The biggest losers were the previously high-flying mega cap growth companies and the more economically sensitive consumer discretionary and small cap sectors. The winners were the Energy, Utility, Health Care, and Financial sectors, all of which generally viewed as “Value” holdings with lower Price/Earnings multiples and higher dividend yields. In fact, the iShares S&P 500 Value ETF (IVE) finished the quarter slightly in the green while the iShares S&P 500 Growth” ETF (IVW) lost 8.46%. Overall, the S&P 500 declined 4.3%. the Nasdaq Composite lost 10.3%. and the Russell 2000 dropped 9.5%.
In sharp contrast to the equity market, the fixed income market was very stable. In the previous quarter, the yield on the 10-year Treasury had moved 77 basis points higher to 4.57%, reaching its highest level in over 15 years. During the first two weeks of 2025 that trend continued, with the 10-year yield reaching 4.8%. A slow and steady decline over the rest of the quarter took that rate down to 4.25%.

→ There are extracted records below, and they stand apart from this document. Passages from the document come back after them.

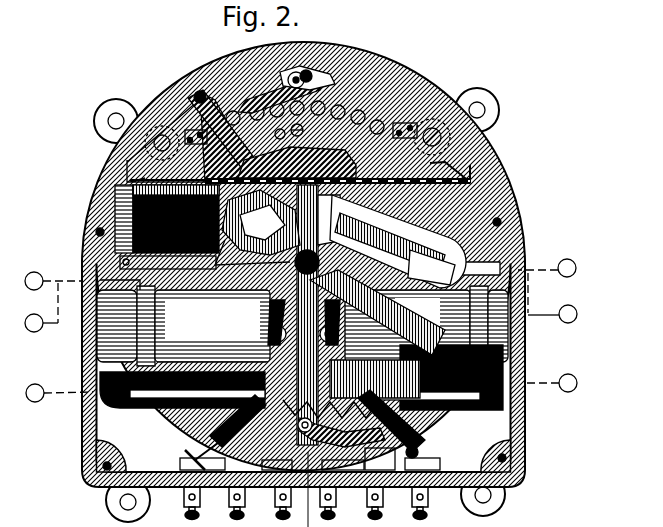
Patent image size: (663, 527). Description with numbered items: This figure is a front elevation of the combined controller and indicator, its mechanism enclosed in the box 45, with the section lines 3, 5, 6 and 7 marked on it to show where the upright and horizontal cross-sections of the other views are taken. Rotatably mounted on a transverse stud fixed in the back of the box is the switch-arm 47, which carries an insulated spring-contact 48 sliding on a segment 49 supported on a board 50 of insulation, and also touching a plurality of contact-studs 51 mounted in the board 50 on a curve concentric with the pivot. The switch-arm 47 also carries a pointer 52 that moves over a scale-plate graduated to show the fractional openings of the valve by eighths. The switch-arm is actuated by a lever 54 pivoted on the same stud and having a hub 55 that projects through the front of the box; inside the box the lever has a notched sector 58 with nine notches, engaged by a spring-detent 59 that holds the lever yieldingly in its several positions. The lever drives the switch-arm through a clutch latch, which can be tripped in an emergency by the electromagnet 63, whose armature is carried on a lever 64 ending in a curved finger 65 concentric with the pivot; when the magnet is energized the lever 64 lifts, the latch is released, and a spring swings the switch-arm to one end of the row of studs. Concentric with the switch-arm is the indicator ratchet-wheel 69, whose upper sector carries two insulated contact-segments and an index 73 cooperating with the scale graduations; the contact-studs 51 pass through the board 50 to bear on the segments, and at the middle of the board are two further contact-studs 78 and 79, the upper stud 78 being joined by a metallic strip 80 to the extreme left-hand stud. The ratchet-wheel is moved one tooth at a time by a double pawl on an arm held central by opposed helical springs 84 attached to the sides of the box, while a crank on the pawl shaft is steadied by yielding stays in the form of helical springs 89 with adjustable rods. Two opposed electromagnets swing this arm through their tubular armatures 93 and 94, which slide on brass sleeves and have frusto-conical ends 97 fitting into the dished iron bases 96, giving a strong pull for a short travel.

The section line 3 3 is at (198, 92).
The section line 5 5 is at (300, 291).
The section line 6 6 is at (301, 318).
The section line 7 7 is at (301, 388).
The box 45 is at (93, 437).
The switch-arm 47 is at (258, 247).
The insulated spring-contact 48 is at (227, 142).
The segment 49 is at (297, 152).
The board 50 is at (388, 104).
The contact-studs 51 is at (358, 117).
The pointer 52 is at (160, 178).
The lever 54 is at (333, 207).
The hub 55 is at (314, 263).
The notched sector 58 is at (372, 281).
The spring-detent 59 is at (300, 446).
The electromagnet 63 is at (112, 208).
The lever 64 is at (168, 271).
The curved finger 65 is at (350, 233).
The ratchet-wheel 69 is at (417, 242).
The index 73 is at (195, 100).
The contact-stud 78 is at (297, 78).
The contact-stud 79 is at (281, 133).
The metallic strip 80 is at (280, 88).
The helical springs 84 is at (163, 400).
The helical springs 89 is at (222, 428).
The armature 93 is at (426, 326).
The armature 94 is at (183, 326).
The iron bases 96 is at (84, 340).
The frusto-conical ends 97 is at (455, 255).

Gold was the asset that glittered throughout the quarter, with the price per ounce setting a series of record highs, gaining almost 20%. Some of that rise can be attributed to the dollar weakness, but most of it was a response to the uncertainties surrounding the tariff threats.
The outlook for the economy softened significantly during the quarter, with GDP growth estimates slashed, and the odds of a recession rising. Those downward revisions are largely based on the impact of Trump’s “Liberation Day” Tariffs. We think there is too much uncertainty to make any dramatic shifts in stock market exposure, and caution that whipsaw could result from trying to trade the news flow. Instead, we advise investors to stick to their long-term investment guidelines.
The Federal Reserve will remain an important actor in 2025, hopefully providing easier monetary policy to help the economy in a measured fashion that doesn’t generate additional inflationary pressures. We believe that the existing conditions will further the shift into the “Value” shares of more resilient and dividend paying companies.